Not all T2* effects lead to discussions regarding fMRI. Magnetic susceptibility effects from increased T2* sensitivity at high fields,12 although initially a curse of high-field MR (for causing image distortion artifacts, among other things) are today the means for cutting-edge MR applications such as susceptibility-weighted imaging (SWI) or T2*-sensitive imaging for detection of bleeds, calcium, oxygen, or hemosiderin. In other words, T2*-weighted MRI at 3 T is becoming a key sequence relevant for detection of microbleeds in vascular encephalopathies or for visualizing cerebral hemorrhage.13–16 Increased T2* sensitivity in high fields leads to more “dephasing” of the proton signal, depending on the proton microenvironment. The dephasing can be mapped using a phase-sensitive image reconstruction method. (The authors normally only map the magnitude of the proton signal).

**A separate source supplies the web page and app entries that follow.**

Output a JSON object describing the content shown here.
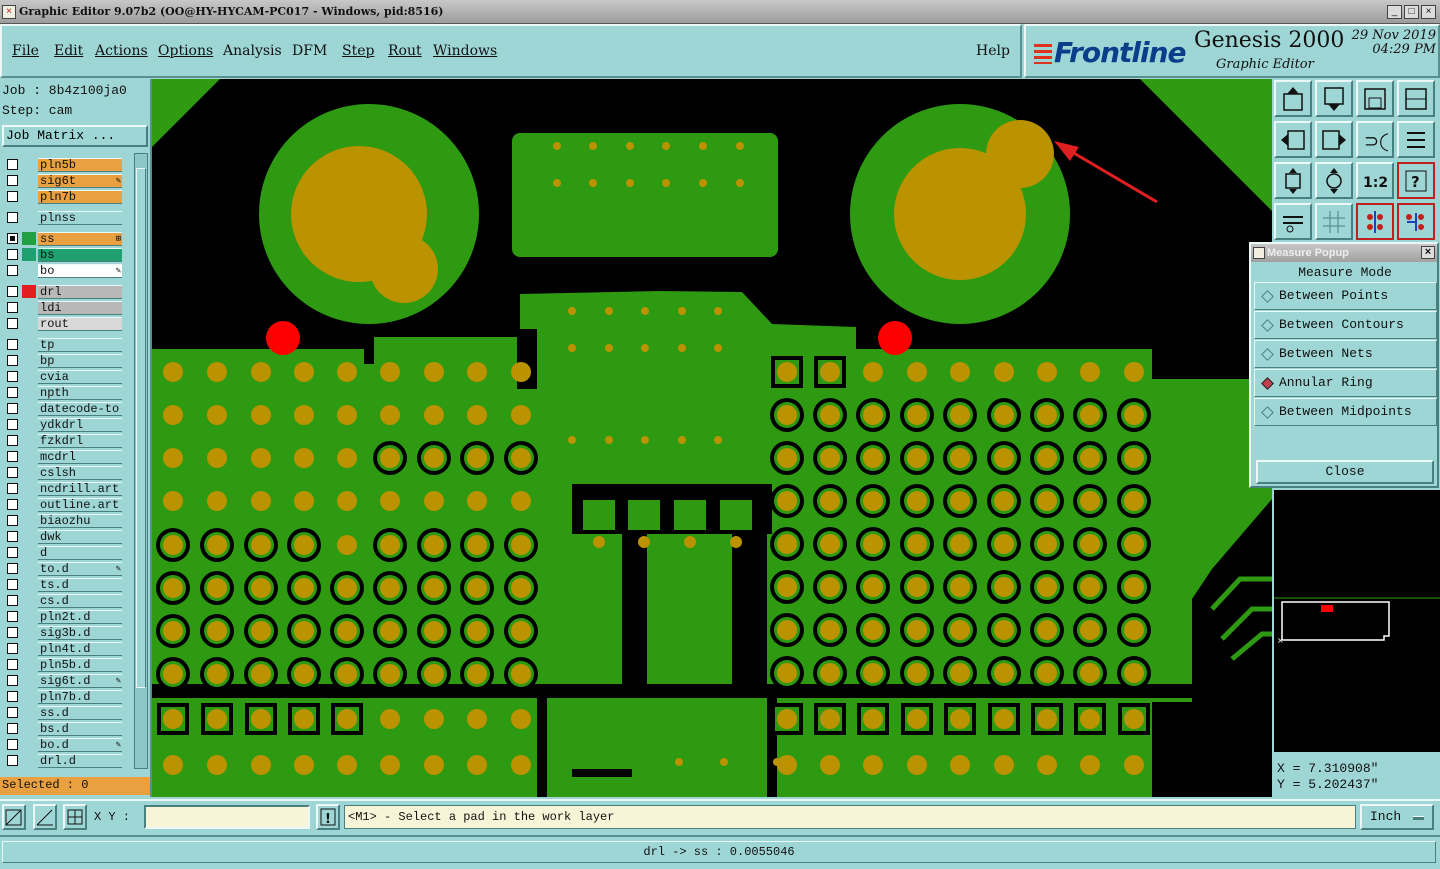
{
  "window": {
    "title": "Graphic Editor 9.07b2 (OO@HY-HYCAM-PC017 - Windows, pid:8516)",
    "buttons": [
      "_",
      "□",
      "×"
    ]
  },
  "menu": {
    "items": [
      "File",
      "Edit",
      "Actions",
      "Options",
      "Analysis",
      "DFM",
      "Step",
      "Rout",
      "Windows"
    ],
    "help": "Help"
  },
  "brand": {
    "logo": "Frontline",
    "product": "Genesis 2000",
    "subtitle": "Graphic Editor",
    "date": "29 Nov 2019",
    "time": "04:29 PM"
  },
  "left": {
    "job": "Job : 8b4z100ja0",
    "step": "Step: cam",
    "job_matrix": "Job Matrix ...",
    "selected": "Selected : 0",
    "layers": [
      {
        "name": "pln5b",
        "color": "#e8a040",
        "checked": false,
        "mark": ""
      },
      {
        "name": "sig6t",
        "color": "#e8a040",
        "checked": false,
        "mark": "✎"
      },
      {
        "name": "pln7b",
        "color": "#e8a040",
        "checked": false,
        "mark": ""
      },
      {
        "name": "plnss",
        "color": "#9ed6d6",
        "checked": false,
        "mark": ""
      },
      {
        "name": "ss",
        "color": "#e8a040",
        "checked": true,
        "mark": "⊞"
      },
      {
        "name": "bs",
        "color": "#20a070",
        "checked": false,
        "mark": ""
      },
      {
        "name": "bo",
        "color": "#ffffff",
        "checked": false,
        "mark": "✎"
      },
      {
        "name": "drl",
        "color": "#b8b8b8",
        "checked": false,
        "mark": ""
      },
      {
        "name": "ldi",
        "color": "#b8b8b8",
        "checked": false,
        "mark": ""
      },
      {
        "name": "rout",
        "color": "#d8d8d8",
        "checked": false,
        "mark": ""
      },
      {
        "name": "tp",
        "color": "#9ed6d6",
        "checked": false,
        "mark": ""
      },
      {
        "name": "bp",
        "color": "#9ed6d6",
        "checked": false,
        "mark": ""
      },
      {
        "name": "cvia",
        "color": "#9ed6d6",
        "checked": false,
        "mark": ""
      },
      {
        "name": "npth",
        "color": "#9ed6d6",
        "checked": false,
        "mark": ""
      },
      {
        "name": "datecode-to",
        "color": "#9ed6d6",
        "checked": false,
        "mark": ""
      },
      {
        "name": "ydkdrl",
        "color": "#9ed6d6",
        "checked": false,
        "mark": ""
      },
      {
        "name": "fzkdrl",
        "color": "#9ed6d6",
        "checked": false,
        "mark": ""
      },
      {
        "name": "mcdrl",
        "color": "#9ed6d6",
        "checked": false,
        "mark": ""
      },
      {
        "name": "cslsh",
        "color": "#9ed6d6",
        "checked": false,
        "mark": ""
      },
      {
        "name": "ncdrill.art",
        "color": "#9ed6d6",
        "checked": false,
        "mark": ""
      },
      {
        "name": "outline.art",
        "color": "#9ed6d6",
        "checked": false,
        "mark": ""
      },
      {
        "name": "biaozhu",
        "color": "#9ed6d6",
        "checked": false,
        "mark": ""
      },
      {
        "name": "dwk",
        "color": "#9ed6d6",
        "checked": false,
        "mark": ""
      },
      {
        "name": "d",
        "color": "#9ed6d6",
        "checked": false,
        "mark": ""
      },
      {
        "name": "to.d",
        "color": "#9ed6d6",
        "checked": false,
        "mark": "✎"
      },
      {
        "name": "ts.d",
        "color": "#9ed6d6",
        "checked": false,
        "mark": ""
      },
      {
        "name": "cs.d",
        "color": "#9ed6d6",
        "checked": false,
        "mark": ""
      },
      {
        "name": "pln2t.d",
        "color": "#9ed6d6",
        "checked": false,
        "mark": ""
      },
      {
        "name": "sig3b.d",
        "color": "#9ed6d6",
        "checked": false,
        "mark": ""
      },
      {
        "name": "pln4t.d",
        "color": "#9ed6d6",
        "checked": false,
        "mark": ""
      },
      {
        "name": "pln5b.d",
        "color": "#9ed6d6",
        "checked": false,
        "mark": ""
      },
      {
        "name": "sig6t.d",
        "color": "#9ed6d6",
        "checked": false,
        "mark": "✎"
      },
      {
        "name": "pln7b.d",
        "color": "#9ed6d6",
        "checked": false,
        "mark": ""
      },
      {
        "name": "ss.d",
        "color": "#9ed6d6",
        "checked": false,
        "mark": ""
      },
      {
        "name": "bs.d",
        "color": "#9ed6d6",
        "checked": false,
        "mark": ""
      },
      {
        "name": "bo.d",
        "color": "#9ed6d6",
        "checked": false,
        "mark": "✎"
      },
      {
        "name": "drl.d",
        "color": "#9ed6d6",
        "checked": false,
        "mark": ""
      }
    ],
    "swatches": {
      "ss": "#20a040",
      "bs": "#20a070",
      "drl": "#e02020"
    }
  },
  "measure": {
    "title": "Measure Popup",
    "heading": "Measure Mode",
    "options": [
      "Between Points",
      "Between Contours",
      "Between Nets",
      "Annular Ring",
      "Between Midpoints"
    ],
    "selected": "Annular Ring",
    "close": "Close"
  },
  "coords": {
    "x": "X = 7.310908\"",
    "y": "Y = 5.202437\""
  },
  "bottom": {
    "xy_label": "X Y :",
    "xy_value": "",
    "prompt": "<M1> - Select a pad in the work layer",
    "units": "Inch"
  },
  "status": "drl -> ss : 0.0055046",
  "colors": {
    "copper": "#2e9a12",
    "pad": "#bb9200",
    "drill": "#ff0000",
    "background": "#000000",
    "arrow": "#e02020"
  }
}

Why the interest in high-field dephasing of the proton signal? It is simply that phase-sensitive methods can better visualize the microscopic effects of vascular blood oxygenation changes (eg, in stroke or in vascular disease) that might occur at resolutions below the threshold for MR angiography. SWI at high field has considerable potential13–18 in visualizing tissue oxygenation changes on a vascular level, ideal for venography. By mapping the proton phase changes due to the susceptibility T2*effects of iron, SWI becomes sensitive to small venous vessels. More broadly, phase-sensitive imaging will lead to an entirely new class of tissue contrast mechanisms based on the proton microenvironment and to the frequency shifts experienced during image acquisition, shifts that are sensitive to tissue oxygenation, structure, and heterogeneity. One may expect to see phase-sensitive MRI (and SWI) be used for amyloid deposits, calcifications, white matter heterogeneities, and other vascular abnormalities (Fig. 1).